The tough thing about the United States Constitution is that it contains no asterisks.
You can read through all 4,543 words in the original document, plus the 27 amendments, and never find an out clause. You want to change something — even something as awful as slavery — you have to go through the tortuous process of amending it.
When there’s confusion about how something should be applied, the Supreme Court gets to decide. If the Court gets it wrong, as it sometimes does (Dred Scott, Plessy v. Ferguson, Citizens United, D.C. v. Heller) you have to wait a decade or so and try again with a different set of justices.
This is called the rule of law. Frustrating as it sometimes is, it is the glory of the nations that follow it. Kings and dictators don’t decide. People like Vladimir Putin, who does things in places like Chechnya without regard for the rule of law (or their impact on screwed-up kids in Boston), don’t decide. Your feelings don’t decide. “Lex, Rex,” as they say in Latin. The law is king.
The rise of international terrorism creates fear, which creates the urge to bypass the rule of law. Similar fears caused Franklin Roosevelt to intern Japanese-Americans during World War II.
Fear of terrorism caused President George W. Bush’s administration to create Abu Ghraib, Guantanamo, enhanced interrogation, warrantless wiretapping and denial of habeas corpus rights. Fear of terrorism has caused President Barack Obama’s administration to run an unaccountable death-by-drone program and mislead Americans about what is being done in their names.
And over the weekend, fear of terrorism caused senior members of the United States Congress to suggest that the 19-year-old U.S. citizen accused in the Boston Marathon bombings be declared an “enemy combatant” and tried by a military court.
Cooler heads must prevail. The rule of law must prevail.
Over the weekend, federal investigators — with the blessing of Attorney General Eric Holder — apparently invoked the “public safety exception” to the Supreme Court’s 1966 ruling in Miranda v. Arizona by questioning Dzhokhar Tsarnaev in his Boston hospital room. The Court in 1984, in New York v. Quarles, had carved out the exception in cases where suspects might have knowledge of an imminent threat. On Monday, a federal magistrate, with public defenders present, visited the hospital room, read him his rights and formally arraigned Mr. Tsarnaev on charges related to the bombing.
It was not unreasonable, given the events of last week, for investigators to wonder about more bombs and guns. The law had created the Quarles exception. Civil libertarians might disagree with it, and it could create legal problems down the road, but the rule of law was applied.
The rule of law won a bigger victory when Mr. Holder chose to file his case in federal court. Over the weekend, he’d gotten plenty of advice from senior Republican lawmakers — including Sens. John McCain of Arizona, Lindsey Graham of South Carolina and Rep. Peter King of New York. They wanted Mr. Tsarnaev tried as an “enemy combatant” by a military court.

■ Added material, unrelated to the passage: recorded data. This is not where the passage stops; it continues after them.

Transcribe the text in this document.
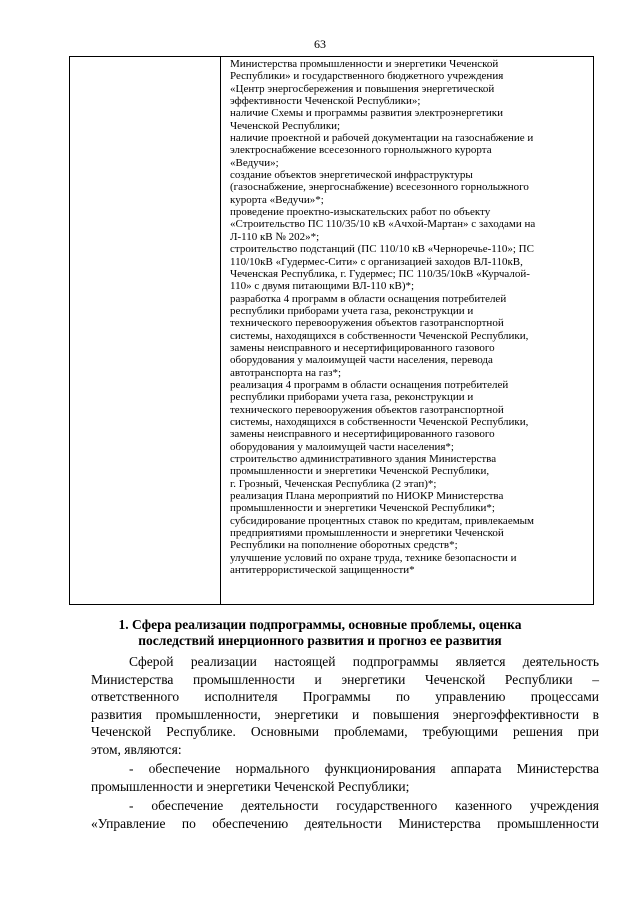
63
Министерства промышленности и энергетики Чеченской
Республики» и государственного бюджетного учреждения
«Центр энергосбережения и повышения энергетической
эффективности Чеченской Республики»;
наличие Схемы и программы развития электроэнергетики
Чеченской Республики;
наличие проектной и рабочей документации на газоснабжение и
электроснабжение всесезонного горнолыжного курорта
«Ведучи»;
создание объектов энергетической инфраструктуры
(газоснабжение, энергоснабжение) всесезонного горнолыжного
курорта «Ведучи»*;
проведение проектно-изыскательских работ по объекту
«Строительство ПС 110/35/10 кВ «Ачхой-Мартан» с заходами на
Л-110 кВ № 202»*;
строительство подстанций (ПС 110/10 кВ «Черноречье-110»; ПС
110/10кВ «Гудермес-Сити» с организацией заходов ВЛ-110кВ,
Чеченская Республика, г. Гудермес; ПС 110/35/10кВ «Курчалой-
110» с двумя питающими ВЛ-110 кВ)*;
разработка 4 программ в области оснащения потребителей
республики приборами учета газа, реконструкции и
технического перевооружения объектов газотранспортной
системы, находящихся в собственности Чеченской Республики,
замены неисправного и несертифицированного газового
оборудования у малоимущей части населения, перевода
автотранспорта на газ*;
реализация 4 программ в области оснащения потребителей
республики приборами учета газа, реконструкции и
технического перевооружения объектов газотранспортной
системы, находящихся в собственности Чеченской Республики,
замены неисправного и несертифицированного газового
оборудования у малоимущей части населения*;
строительство административного здания Министерства
промышленности и энергетики Чеченской Республики,
г. Грозный, Чеченская Республика (2 этап)*;
реализация Плана мероприятий по НИОКР Министерства
промышленности и энергетики Чеченской Республики*;
субсидирование процентных ставок по кредитам, привлекаемым
предприятиями промышленности и энергетики Чеченской
Республики на пополнение оборотных средств*;
улучшение условий по охране труда, технике безопасности и
антитеррористической защищенности*
1. Сфера реализации подпрограммы, основные проблемы, оценка
последствий инерционного развития и прогноз ее развития
Сферой реализации настоящей подпрограммы является деятельность
Министерства промышленности и энергетики Чеченской Республики –
ответственного исполнителя Программы по управлению процессами
развития промышленности, энергетики и повышения энергоэффективности в
Чеченской Республике. Основными проблемами, требующими решения при
этом, являются:
- обеспечение нормального функционирования аппарата Министерства
промышленности и энергетики Чеченской Республики;
- обеспечение деятельности государственного казенного учреждения
«Управление по обеспечению деятельности Министерства промышленности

This would have been a grievous blow to the rule of law, and possibly to the outcome of the case. The organization Human Rights First reports that since the events of 9/11, federal prosecutors have won nearly 500 convictions in terrorism-related cases. Military prosecutors have won seven.
Terrorism is a crime. At home, it should be treated as such, regardless of the religious beliefs of the suspects.
But in hunting down terrorists abroad, the Obama administration has followed the Bush administration’s lead and treated it as combined warfare-intelligence operation. The CIA and the Air Force compete to be the go-to agency for death by drones.
Bureaucratic imperatives like jobs and budgets may be becoming too important. Jonathan Landay of McClatchy Newspapers reported this month that the government’s own records indicate that drone killings are far more extensive than Mr. Obama, Mr. Holder and other administration officials have admitted.
The administration has said that only “senior operational” leaders of al-Qaida or its affiliates who pose an “imminent threat” to the United States are targeted. If the suspects happen to be American citizens, “due process” rights don’t necessarily mean judicial due process rights.
Of the 482 people estimated to have been killed by CIA drone strikes between September 2010 and September 2012, 265 were “assessed” as unknown extremists, foreign fighters or “other militants.”
Were they senior operation leaders? Not usually, records show. They may have been just flunkies. Evidence that they were planning imminent attacks? Not much, either. Rule of law? Hey, it’s war.
Mr. Obama owes the nation the truth. If this killing is as random as it appears to be, the drones may create more terrorists than they eliminate. We don’t need any more terrorists.